The proposed cuts include:
- eliminating the master's degree program in Classics in the College of Arts and Sciences, shifting existing faculty resources to the undergraduate program;
- eliminating the K-12 Art Education teaching endorsement program in the College of Education and Human Sciences;
- closing the Department of Industrial and Management Systems Engineering in the College of Engineering, eliminating most of the undergraduate and graduate majors in the department, but retaining the tenured faculty and the specialization in the Master of Engineering program;
- eliminating the undergraduate and graduate degree emphasis in Organ in the School of Music, Hixson-Lied College of Fine and Performing Arts;
- restructuring Academic Affairs to incorporate the administrative functions now carried out by the Office of Undergraduate Studies; this reduction includes eliminating the Dean of Undergraduate Studies administrative position;
- restructuring Admissions recruitment, eliminating three positions, of which two are vacant;
- moving IANR's Educational Media personnel off of state funding to a self-funded model;
- closing and razing University Terrace and relocating existing occupants;
- discontinuing printing the class schedule; the document would be available in electronic formatting only;
- reducing the frequency of on-campus mail delivery from five days a week to every other day.
The reduction proposals would eliminate two pre-tenured faculty positions that are currently filled, 15 unfilled tenure-track faculty positions, 2 FTE filled non-tenure-track positions and 2 FTE vacant non-tenure-track positions. Additionally, 1.8 filled staff positions and 34.03 FTE vacant staff positions would be cut as well.
This includes 14.0 FTE retired faculty (Voluntary Separation Incentive Program, or VSIP) positions.
The serious impact of this reduction is the loss of approximately 56 course sections per year that will have to be absorbed by existing faculty. This also means a loss of student mentoring and advising capacity. These unfilled positions represent a significant loss of future curriculum enhancements, teaching innovations and research productivity. These reductions will be allocated across the academic affairs colleges in accordance with future strategic planning priorities at the college and campus levels.
Background documents on the proposed budget reductions with more details and the budget framework are available on the UNL website.
The proposals now go to the Academic Planning Committee. The APC will hold hearings on the proposals and make recommendations back to me during the next couple of months.

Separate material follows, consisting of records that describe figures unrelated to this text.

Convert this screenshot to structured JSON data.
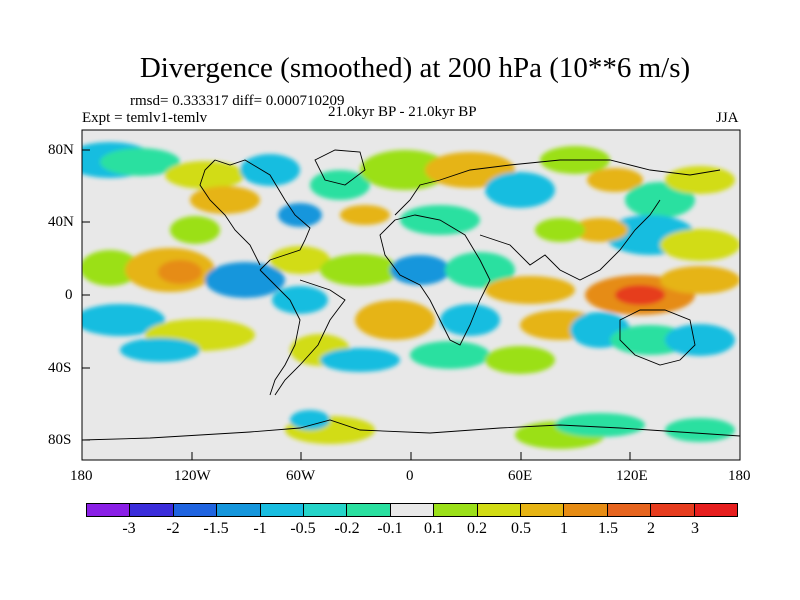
{
  "title": "Divergence (smoothed) at 200 hPa (10**6 m/s)",
  "stats": "rmsd= 0.333317 diff= 0.000710209",
  "experiment": "Expt = temlv1-temlv",
  "period": "21.0kyr BP - 21.0kyr BP",
  "season": "JJA",
  "y_ticks": [
    "80N",
    "40N",
    "0",
    "40S",
    "80S"
  ],
  "x_ticks": [
    "180",
    "120W",
    "60W",
    "0",
    "60E",
    "120E",
    "180"
  ],
  "colorbar": {
    "labels": [
      "-3",
      "-2",
      "-1.5",
      "-1",
      "-0.5",
      "-0.2",
      "-0.1",
      "0.1",
      "0.2",
      "0.5",
      "1",
      "1.5",
      "2",
      "3"
    ],
    "colors": [
      "#8a1fe6",
      "#3b2ddb",
      "#1f64e0",
      "#1596dc",
      "#19bde0",
      "#25d4c9",
      "#2ae0a0",
      "#e8e8e8",
      "#9be019",
      "#d2dc14",
      "#e6b414",
      "#e68c14",
      "#e6641e",
      "#e63c1e",
      "#e61e1e"
    ]
  },
  "map_colors": {
    "land_line": "#000000",
    "neutral": "#e8e8e8",
    "pos_low": "#9be019",
    "pos_mid": "#d2dc14",
    "pos_high": "#e6b414",
    "pos_strong": "#e68c14",
    "pos_max": "#e63c1e",
    "neg_low": "#2ae0a0",
    "neg_mid": "#19bde0",
    "neg_high": "#1596dc"
  }
}
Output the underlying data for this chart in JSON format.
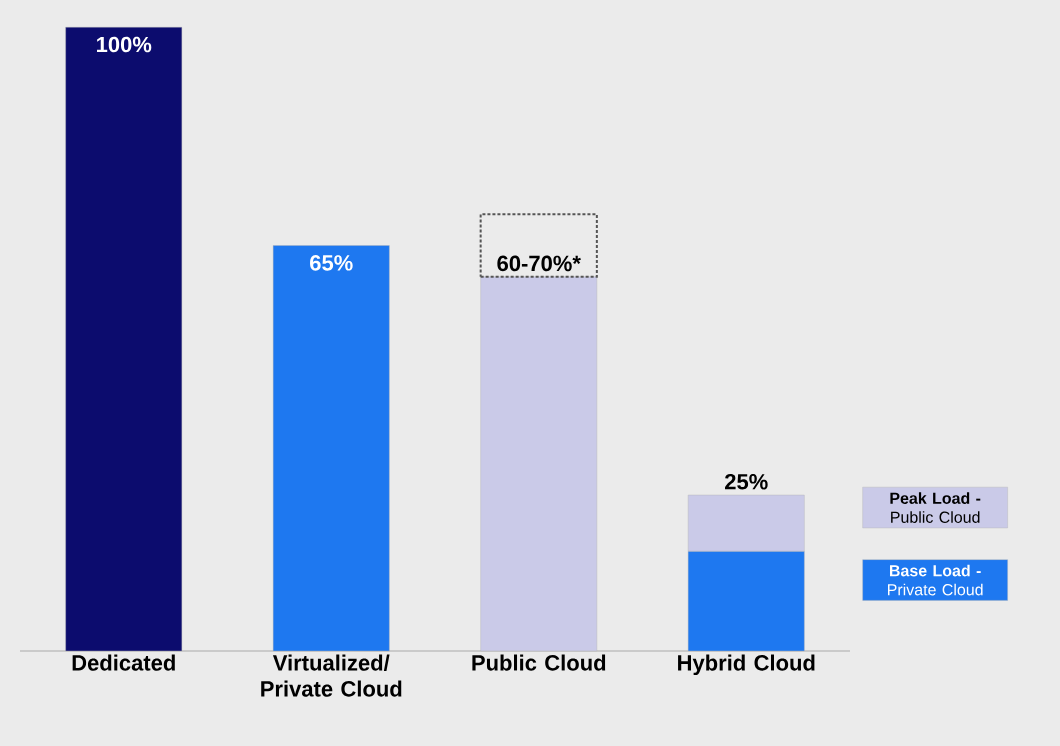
{
  "chart_data": {
    "type": "bar",
    "stacked": true,
    "categories": [
      "Dedicated",
      "Virtualized/ Private Cloud",
      "Public Cloud",
      "Hybrid Cloud"
    ],
    "series": [
      {
        "colors": [
          "#0c0c6e",
          "#1e78f0",
          "#cacae8",
          null
        ],
        "values": [
          100,
          65,
          60,
          null
        ],
        "value_labels": [
          "100%",
          "65%",
          "60-70%*",
          null
        ]
      },
      {
        "color": "#555555",
        "line_style": "dashed",
        "values": [
          null,
          null,
          10,
          null
        ]
      },
      {
        "name": "**Base Load -** Private Cloud",
        "color": "#1e78f0",
        "values": [
          null,
          null,
          null,
          16
        ]
      },
      {
        "name": "**Peak Load -** Public Cloud",
        "color": "#cacae8",
        "values": [
          null,
          null,
          null,
          9
        ]
      }
    ],
    "totals": [
      null,
      null,
      null,
      "25%"
    ],
    "legend": "right"
  }
}
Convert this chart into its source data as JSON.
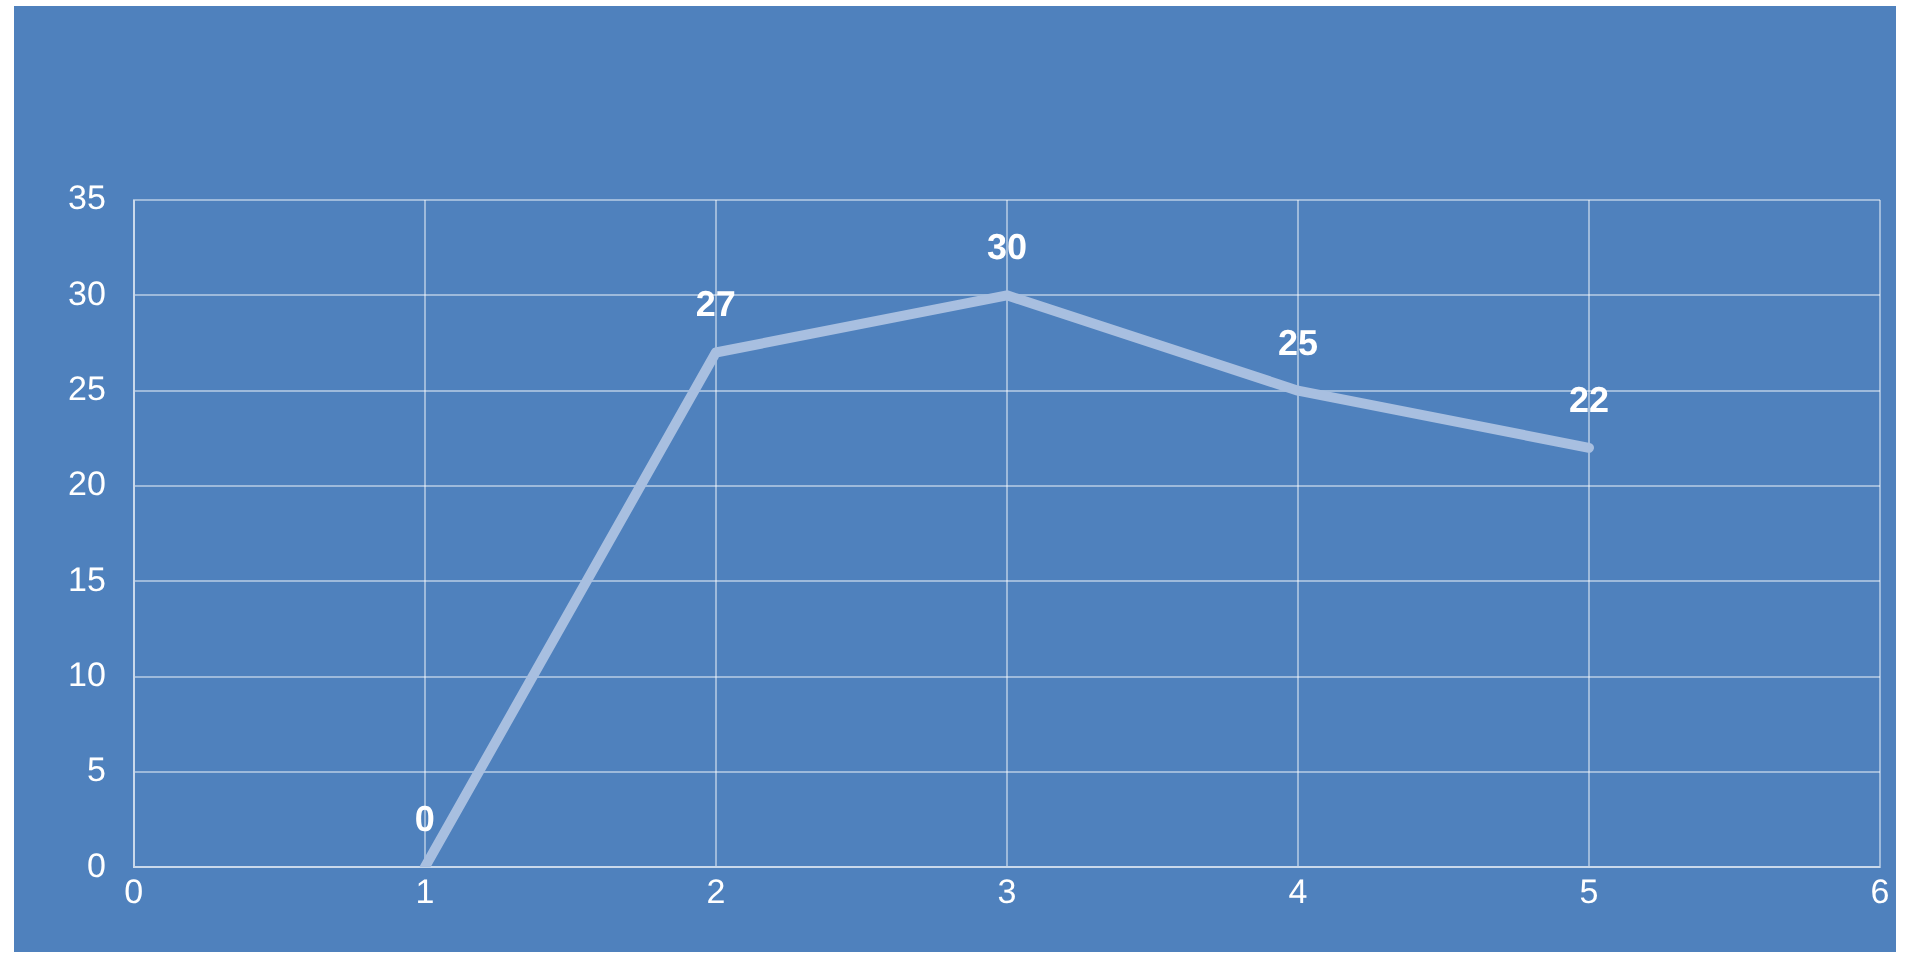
{
  "chart_data": {
    "type": "line",
    "x": [
      1,
      2,
      3,
      4,
      5
    ],
    "series": [
      {
        "color": "#a8bfe0",
        "values": [
          0,
          27,
          30,
          25,
          22
        ]
      }
    ],
    "xlim": [
      0,
      6
    ],
    "xticks": [
      0,
      1,
      2,
      3,
      4,
      5,
      6
    ],
    "ylim": [
      0,
      35
    ],
    "yticks": [
      0,
      5,
      10,
      15,
      20,
      25,
      30,
      35
    ],
    "grid": true,
    "legend": false,
    "marker": "none",
    "line_style": "solid",
    "data_labels": true
  }
}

I anticipate making final determinations on these reductions sometime in June, after taking into consideration the recommendations of the committee. I will let you know as soon as decisions have been made.
As I have said before, cutting our way to greatness is not a recipe for success. I fully recognize that these proposals take the university in the wrong direction toward the vision of becoming a top-ranked national university. Unfortunately, our available resources don't always match with what it will take to make our vision a reality. We continue to accomplish a great deal with increasingly limited resources, and I appreciate the courage and integrity it takes for all of you to stay focused. I fully recognize that, while we have tried to recommend cuts that do the least damage to our central focus on undergraduate education and research, it is damage nonetheless. To label it as anything else would be disingenuous.
Again, I am sorry to have to deliver this news. I am very proud of this university and the tremendous forward momentum that all of you have had a part in making a reality.